You can follow the this official guide, for possible setups.
https://pve.proxmox.com/wiki/Full_Mesh_Network_for_Ceph_Server

From easy to sophisticated.
1. The Broadcast setup <- can be done via GUI.
2. The Routed Setup (Simple) <- needs manual configuration, therefore consider to set it up in "/etc/network/interfaces.d/"
3. All other setups. with RSPT etc.

Good luck,
BR
 
Someone asked for network config, but the post is gone, hear it is incase that person comes back:
It was me. I removed my post because there seems to be something wrong with your setup.
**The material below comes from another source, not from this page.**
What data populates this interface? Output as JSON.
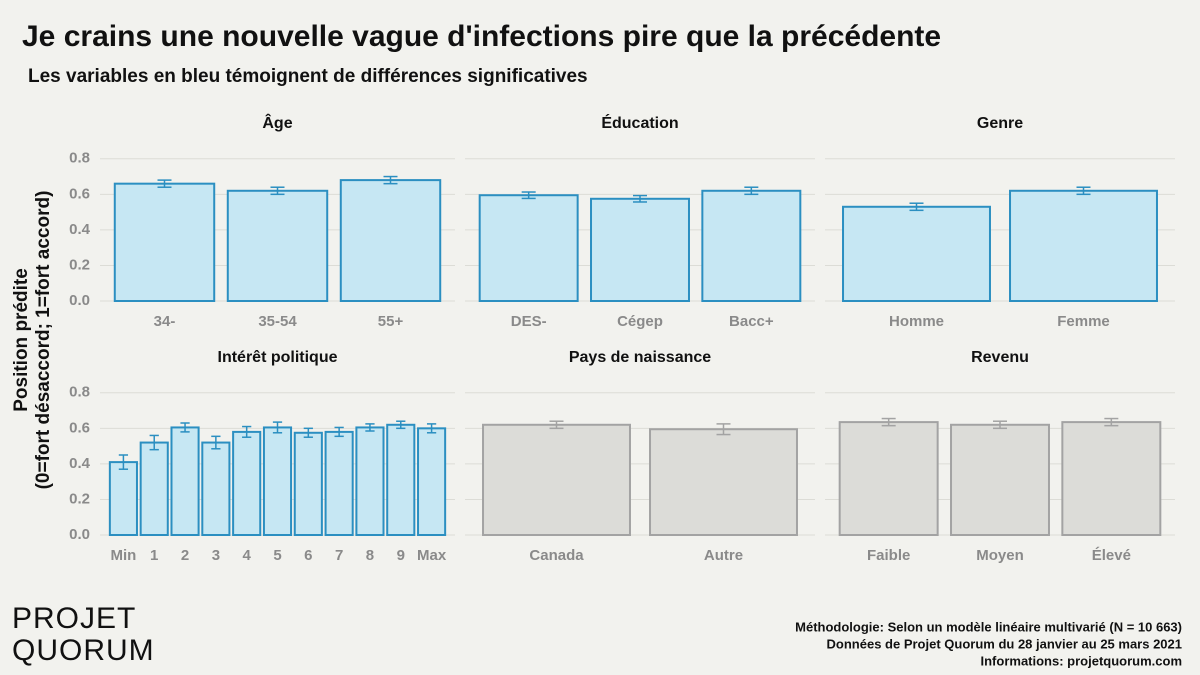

like bl1mp said, you need to reconfigure your setup for ceph. i can recommend the routed simple method. easy to configure, simple to understand, rock stable. I do not understand, why every node got duplicated monitors, managers and metas.
 
CEPH is using 2 dedicated NIC not used by anything other then CEPH:
auto cephbr0
iface cephbr0 inet static
address 172.16.25.163/27
bridge-ports ens1f0np0 ens1f1np1
bridge-stp on
mtu 9000
nobridge-waitport 0

This is the same setup we have in all other racks (We have multiple Promxox environments), but this is the only lab that has this issue. We are sending someone to the Datacenter to verify the cables are good as that is the only thing that I thnk could be the issue.